Read the following example:
Applying the Groves-Clarke mechanism to the house-painting problem introduced above. Remember that the second solution we tried, where the cost of painting was divided among those who voted to paint, was not strategy-proof.
Now try to add Groves-Clark payments to make it strategy-proof.
First, reevaluate the agents’ value, which will be decreased from 10 since they might have to pay for part of the painting if they voted yes;
Then calculate the agents’ payments using Groves-Clarke mechanism. The set of payments the agents would receive if they all told the truth is shown in the following table:
Name | ||
Alice | 10 − 20/4 = 5 | 5 + 15 = 20 |
Bob | 0 − 0 = 0 | 0 + 20 = 20 |
Caroline | 10 − 20/4 = 5 | 5 + 15 = 20 |
Donald | 10 − 20/4 = 5 | 5 + 15 = 20 |
Emily | 10 − 20/4 = 5 | 5 + 15 = 20 |
As you can see, all the agents get the same utility (20) from telling the truth.

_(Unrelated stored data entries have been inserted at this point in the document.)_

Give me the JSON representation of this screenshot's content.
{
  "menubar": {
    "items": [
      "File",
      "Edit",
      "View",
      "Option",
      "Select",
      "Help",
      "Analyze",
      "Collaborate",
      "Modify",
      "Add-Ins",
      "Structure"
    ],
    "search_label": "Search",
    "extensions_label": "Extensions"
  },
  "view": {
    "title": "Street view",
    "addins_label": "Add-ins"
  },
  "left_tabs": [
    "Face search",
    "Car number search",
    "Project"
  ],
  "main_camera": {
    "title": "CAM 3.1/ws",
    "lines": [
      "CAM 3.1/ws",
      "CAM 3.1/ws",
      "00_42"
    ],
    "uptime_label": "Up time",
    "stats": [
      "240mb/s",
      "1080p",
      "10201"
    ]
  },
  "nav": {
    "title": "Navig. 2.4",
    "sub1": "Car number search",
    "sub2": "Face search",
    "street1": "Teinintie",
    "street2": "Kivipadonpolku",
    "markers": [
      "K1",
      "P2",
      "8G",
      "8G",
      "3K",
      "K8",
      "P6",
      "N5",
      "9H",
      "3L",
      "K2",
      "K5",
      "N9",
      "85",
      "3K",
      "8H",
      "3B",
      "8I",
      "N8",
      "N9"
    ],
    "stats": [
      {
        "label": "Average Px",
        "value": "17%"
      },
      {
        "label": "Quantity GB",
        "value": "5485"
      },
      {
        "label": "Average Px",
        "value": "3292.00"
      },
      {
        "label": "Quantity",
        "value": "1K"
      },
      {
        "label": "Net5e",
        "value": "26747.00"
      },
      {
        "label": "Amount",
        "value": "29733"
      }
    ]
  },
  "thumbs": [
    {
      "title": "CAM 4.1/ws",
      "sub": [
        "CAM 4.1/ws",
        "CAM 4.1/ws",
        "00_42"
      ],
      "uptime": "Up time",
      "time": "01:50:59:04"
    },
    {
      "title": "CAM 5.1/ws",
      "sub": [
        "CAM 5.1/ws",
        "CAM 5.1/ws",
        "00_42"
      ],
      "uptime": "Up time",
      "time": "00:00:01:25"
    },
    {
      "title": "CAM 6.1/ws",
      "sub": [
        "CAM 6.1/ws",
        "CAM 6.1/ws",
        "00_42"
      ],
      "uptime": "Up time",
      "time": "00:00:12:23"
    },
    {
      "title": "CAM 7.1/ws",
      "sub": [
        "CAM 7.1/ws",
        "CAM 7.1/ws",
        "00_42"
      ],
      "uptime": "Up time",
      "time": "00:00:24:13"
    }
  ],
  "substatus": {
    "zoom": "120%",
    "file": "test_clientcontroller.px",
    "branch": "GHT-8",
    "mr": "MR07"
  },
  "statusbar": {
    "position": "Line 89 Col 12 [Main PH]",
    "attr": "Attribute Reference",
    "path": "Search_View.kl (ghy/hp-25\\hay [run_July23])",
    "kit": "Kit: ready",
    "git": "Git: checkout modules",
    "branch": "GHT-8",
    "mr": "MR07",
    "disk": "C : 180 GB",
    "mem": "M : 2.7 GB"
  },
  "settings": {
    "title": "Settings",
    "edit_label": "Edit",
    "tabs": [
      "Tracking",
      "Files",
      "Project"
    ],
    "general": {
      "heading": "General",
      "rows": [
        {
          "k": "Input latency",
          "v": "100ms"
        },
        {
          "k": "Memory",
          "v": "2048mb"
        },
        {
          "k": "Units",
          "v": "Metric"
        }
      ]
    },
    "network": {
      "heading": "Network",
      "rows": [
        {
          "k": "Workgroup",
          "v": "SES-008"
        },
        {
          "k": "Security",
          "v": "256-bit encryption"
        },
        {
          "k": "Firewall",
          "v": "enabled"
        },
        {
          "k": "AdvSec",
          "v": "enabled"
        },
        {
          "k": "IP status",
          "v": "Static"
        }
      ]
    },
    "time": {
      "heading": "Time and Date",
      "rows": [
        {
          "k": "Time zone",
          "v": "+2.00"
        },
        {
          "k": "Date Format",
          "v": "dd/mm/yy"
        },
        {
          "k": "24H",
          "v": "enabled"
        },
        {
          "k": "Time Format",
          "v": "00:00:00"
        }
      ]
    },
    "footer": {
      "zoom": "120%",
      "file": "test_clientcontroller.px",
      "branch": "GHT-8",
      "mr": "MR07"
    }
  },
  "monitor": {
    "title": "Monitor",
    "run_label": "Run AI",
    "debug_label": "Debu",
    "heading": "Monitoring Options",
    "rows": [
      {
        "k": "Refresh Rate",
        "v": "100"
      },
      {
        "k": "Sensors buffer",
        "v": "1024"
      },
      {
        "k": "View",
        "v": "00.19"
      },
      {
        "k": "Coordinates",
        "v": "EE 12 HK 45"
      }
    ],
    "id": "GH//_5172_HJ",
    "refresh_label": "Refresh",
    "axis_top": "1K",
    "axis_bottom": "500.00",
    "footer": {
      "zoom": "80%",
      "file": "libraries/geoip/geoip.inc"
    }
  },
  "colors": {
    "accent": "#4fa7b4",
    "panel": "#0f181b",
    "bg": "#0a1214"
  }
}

Do the following exercises:
Let there be a salesman located at each one of the following three coordinates: (0, 0), (0, 5), and (5, 0). Let there be a customer at each one of the following five locations: (1, 4), (1.5, 0), (2, 2), (3, 2), (5, 2). Each customer has to be assigned to exactly one salesman who will visit the customer. After visiting all of the customers assigned to him, the salesman has to return to his initial location. The domain cost that the salesman incurs from his travel is the Euclidean length of the trip. The tasks (locations of customers) are known to all salesmen.
Write a program that uses the Clarke tax voting mechanism to solve this problem, i.e., tax is levied in a way that each salesman is motivated to reveal his preferences (over task allocations among agents) truthfully.